ECLI:NL:RBDHA:2021:11603

Rechtbank Den Haag

Datum uitspraak
15 januari 2021
Publicatiedatum
25 oktober 2021
Zaaknummer
NL20.21577
Instantie
Rechtbank Den Haag
Type
Uitspraak
Rechtsgebied
Bestuursrecht; Vreemdelingenrecht
Procedures
  • Voorlopige voorziening
Rechters
Vindplaatsen
  • Rechtspraak.nl
AI samenvatting door LexboostAutomatisch gegenereerd

Afwijzing verzoek voorlopige voorziening in asielzaak

In deze zaak heeft de voorzieningenrechter van de Rechtbank Den Haag op 15 januari 2021 uitspraak gedaan in een verzoek om een voorlopige voorziening. Verzoeker, een man van Iraanse nationaliteit, had een aanvraag ingediend voor een verblijfsvergunning asiel voor bepaalde tijd. Deze aanvraag was door de Staatssecretaris van Justitie en Veiligheid op 16 december 2020 niet-ontvankelijk verklaard. Verzoeker heeft hiertegen beroep ingesteld en verzocht om een voorlopige voorziening.

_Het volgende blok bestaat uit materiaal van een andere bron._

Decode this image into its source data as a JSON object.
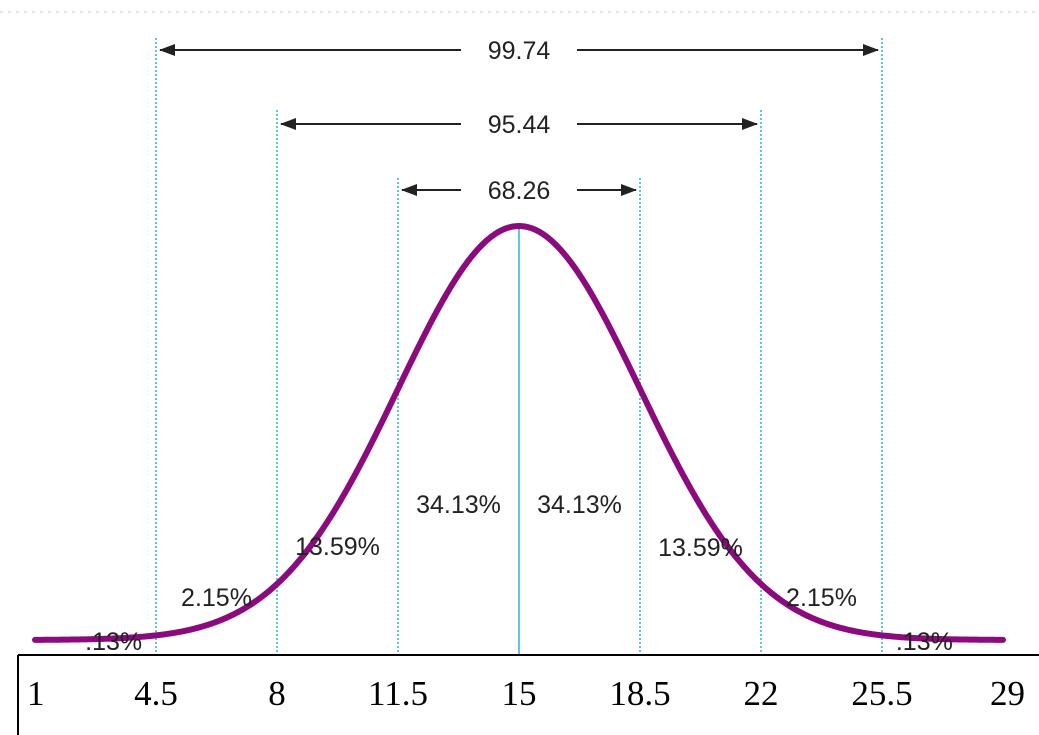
{
  "chart_data": {
    "type": "line",
    "title": "",
    "xlabel": "",
    "ylabel": "",
    "mean": 15,
    "sd": 3.5,
    "xlim": [
      1,
      29
    ],
    "x_ticks": [
      "1",
      "4.5",
      "8",
      "11.5",
      "15",
      "18.5",
      "22",
      "25.5",
      "29"
    ],
    "sd_lines": [
      4.5,
      8,
      11.5,
      15,
      18.5,
      22,
      25.5
    ],
    "regions": [
      {
        "label": ".13%",
        "value": 0.13,
        "from": 1,
        "to": 4.5
      },
      {
        "label": "2.15%",
        "value": 2.15,
        "from": 4.5,
        "to": 8
      },
      {
        "label": "13.59%",
        "value": 13.59,
        "from": 8,
        "to": 11.5
      },
      {
        "label": "34.13%",
        "value": 34.13,
        "from": 11.5,
        "to": 15
      },
      {
        "label": "34.13%",
        "value": 34.13,
        "from": 15,
        "to": 18.5
      },
      {
        "label": "13.59%",
        "value": 13.59,
        "from": 18.5,
        "to": 22
      },
      {
        "label": "2.15%",
        "value": 2.15,
        "from": 22,
        "to": 25.5
      },
      {
        "label": ".13%",
        "value": 0.13,
        "from": 25.5,
        "to": 29
      }
    ],
    "spans": [
      {
        "label": "99.74",
        "from": 4.5,
        "to": 25.5
      },
      {
        "label": "95.44",
        "from": 8,
        "to": 22
      },
      {
        "label": "68.26",
        "from": 11.5,
        "to": 18.5
      }
    ],
    "grid": false,
    "legend": "none",
    "colors": {
      "curve": "#8b0a7e",
      "guides": "#5bc8e0",
      "text": "#222222"
    }
  }
}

De zitting vond plaats op 6 januari 2021, waarbij verzoeker niet persoonlijk aanwezig was, maar vertegenwoordigd werd door zijn gemachtigde via een Skypeverbinding. De Staatssecretaris was ook vertegenwoordigd door een gemachtigde. Tijdens de zitting werd de zaak NL20.21576 behandeld, die samenhing met het verzoek van verzoeker.

De voorzieningenrechter heeft overwogen dat, gezien de uitspraak in de samenhangende zaak NL20.21576, een voorlopige voorziening niet meer nodig is. Daarom heeft de voorzieningenrechter het verzoek om voorlopige voorziening afgewezen. Tevens is er geen aanleiding voor een proceskostenveroordeling. De uitspraak is gedaan door mr. J.A. Schuman en is openbaar gemaakt op rechtspraak.nl.

Uitspraak

RECHTBANK DEN HAAG

Zittingsplaats Utrecht Bestuursrecht zaaknummer: NL20.21577
uitspraak van de voorzieningenrechter in de zaak tussen

[verzoeker] , verzoeker V-nummer: [V-nummer]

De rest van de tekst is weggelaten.